Frylock: [Shake and Meatwad are strapped to chairs] Gentlemen, the OoGhiJ MiQtxxXA!
Master Shake: Frylock, come on, are you really gonna call it that?
Frylock: Well, yeah. I mean that's the Klingon word for superior galactic intelligence, and that's what this is.
Master Shake: Superior galactic grandma after eating a block of cheese, smoking three packs of cigarettes, and drinkin' a quart of milk. Disgusting, that's the word.
Frylock: Well, I invented it and I can call it what I want!
Master Shake: Fine. Hey, good luck with the casual sex. I mean it. No. Because you won't get it. Not with that name. Anyway, go on, I'm sorry to interrupt.
Frylock: [sighs] Meatwad, what do you think?
Meatwad: ...My butt itches.
Frylock: All right, all right, fine! What should I call it then?
Master Shake: Bad-Ass Motha'!
Meatwad: No, Snoopy! Or Schroeder. One of them two.
Master Shake: No! The Bad-Ass Motha' 4000!
Meatwad: The Red Baron!
Master Shake: Goes twice as fast as your ass!

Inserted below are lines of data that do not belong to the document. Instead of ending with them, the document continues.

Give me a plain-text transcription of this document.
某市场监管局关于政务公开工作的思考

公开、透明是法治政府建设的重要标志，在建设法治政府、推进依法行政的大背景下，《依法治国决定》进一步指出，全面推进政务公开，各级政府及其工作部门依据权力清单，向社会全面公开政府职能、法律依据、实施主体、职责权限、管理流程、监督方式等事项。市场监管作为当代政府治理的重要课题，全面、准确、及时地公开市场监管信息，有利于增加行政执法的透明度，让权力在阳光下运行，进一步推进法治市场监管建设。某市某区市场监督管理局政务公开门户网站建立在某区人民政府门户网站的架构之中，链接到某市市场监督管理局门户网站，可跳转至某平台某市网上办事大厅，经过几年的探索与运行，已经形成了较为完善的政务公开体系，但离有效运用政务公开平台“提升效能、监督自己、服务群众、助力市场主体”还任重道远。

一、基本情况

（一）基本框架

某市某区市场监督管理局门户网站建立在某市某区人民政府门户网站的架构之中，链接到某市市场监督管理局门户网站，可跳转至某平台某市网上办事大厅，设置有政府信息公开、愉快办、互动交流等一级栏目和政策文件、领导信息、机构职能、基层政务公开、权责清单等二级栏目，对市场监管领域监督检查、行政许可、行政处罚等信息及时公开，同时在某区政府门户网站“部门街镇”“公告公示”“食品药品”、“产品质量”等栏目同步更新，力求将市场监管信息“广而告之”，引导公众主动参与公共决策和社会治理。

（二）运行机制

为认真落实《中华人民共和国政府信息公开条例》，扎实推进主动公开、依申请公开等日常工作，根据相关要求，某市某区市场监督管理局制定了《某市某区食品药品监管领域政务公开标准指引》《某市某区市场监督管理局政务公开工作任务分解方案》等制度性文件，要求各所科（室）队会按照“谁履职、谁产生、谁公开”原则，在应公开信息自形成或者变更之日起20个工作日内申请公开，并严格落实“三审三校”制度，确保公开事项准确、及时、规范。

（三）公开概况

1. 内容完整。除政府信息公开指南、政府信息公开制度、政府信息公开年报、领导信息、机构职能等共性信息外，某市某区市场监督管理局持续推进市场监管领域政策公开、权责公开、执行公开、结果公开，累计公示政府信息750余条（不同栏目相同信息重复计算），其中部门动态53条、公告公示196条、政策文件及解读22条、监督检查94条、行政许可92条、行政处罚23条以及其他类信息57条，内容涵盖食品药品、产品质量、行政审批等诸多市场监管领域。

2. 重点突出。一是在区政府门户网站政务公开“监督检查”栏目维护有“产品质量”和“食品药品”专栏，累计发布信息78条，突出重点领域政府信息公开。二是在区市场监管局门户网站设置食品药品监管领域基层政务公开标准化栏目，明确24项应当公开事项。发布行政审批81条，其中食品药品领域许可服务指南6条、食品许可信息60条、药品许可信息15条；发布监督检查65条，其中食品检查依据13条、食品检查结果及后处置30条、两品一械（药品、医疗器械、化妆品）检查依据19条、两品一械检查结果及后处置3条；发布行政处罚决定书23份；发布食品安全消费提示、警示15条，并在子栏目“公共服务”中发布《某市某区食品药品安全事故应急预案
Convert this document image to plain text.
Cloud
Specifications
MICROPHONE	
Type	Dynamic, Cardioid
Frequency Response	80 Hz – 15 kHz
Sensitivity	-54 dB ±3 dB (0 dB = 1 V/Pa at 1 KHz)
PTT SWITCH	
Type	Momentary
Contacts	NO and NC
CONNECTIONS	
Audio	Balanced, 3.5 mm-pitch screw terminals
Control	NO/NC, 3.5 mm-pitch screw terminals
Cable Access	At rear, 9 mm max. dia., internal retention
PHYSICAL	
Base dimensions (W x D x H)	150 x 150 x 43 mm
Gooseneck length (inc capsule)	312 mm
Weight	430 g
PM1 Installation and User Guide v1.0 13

Oog: So there me was beating boulder into powder because me couldn't eat it, and magic ball land in lap. Naturally me think, "All right, free egg." because... me stupid and me caveman. So me spent about three days humping and bust open with thigh bone so me could eat it good. Then magic ball shoot Oog with beam, and next thing me know me go out and invent wheel out of dinosaur brain. Magic dino wheel rolls for three short distance until me eat it. The point is, me get smarter. Soon me walk upright, me feather back dirty matted hair into wings for style, and me stop to use bathroom as opposed to me just doing it as me walk.
Meatwad: Give him Clam Digger
Frylock: I don't think Clam Digger is...
Oog: Clam Digger. Give Oog Clam Digger.
Meatwad: Oh you gonna love this, boy. Tyrone calls you up, you know, in the game, and he says, "I can dig more clams than you, stupid!" And you've got to say, "Nuh-uh, boy!" And then y'all gotta race down to the beach with your buckets and your shovels. And the object of the game... is to find parking.
Oog: No Clam Digger.
Carl: Okay Candy, I'm sorry - I guess we're not in America. I guess now I'm not allowed to pay for sex with pennies.
Err: [Err and Ignignokt walk into view] "A" is for apple, "J" is for jacks.
Ignignokt: [noticing the OoGhiJ MiQtxxXA] Look Err, free egg.
Err: [jumps atop the computer] Damn, yeah! For straight, for shizum!
Ignignokt: [looks to the screen] Try having omelettes now, Denver!
Ignignokt: Did you hear what I said, Denver?
[raising both middle fingers to the screen]
Ignignokt: Or shall I turn it up for you?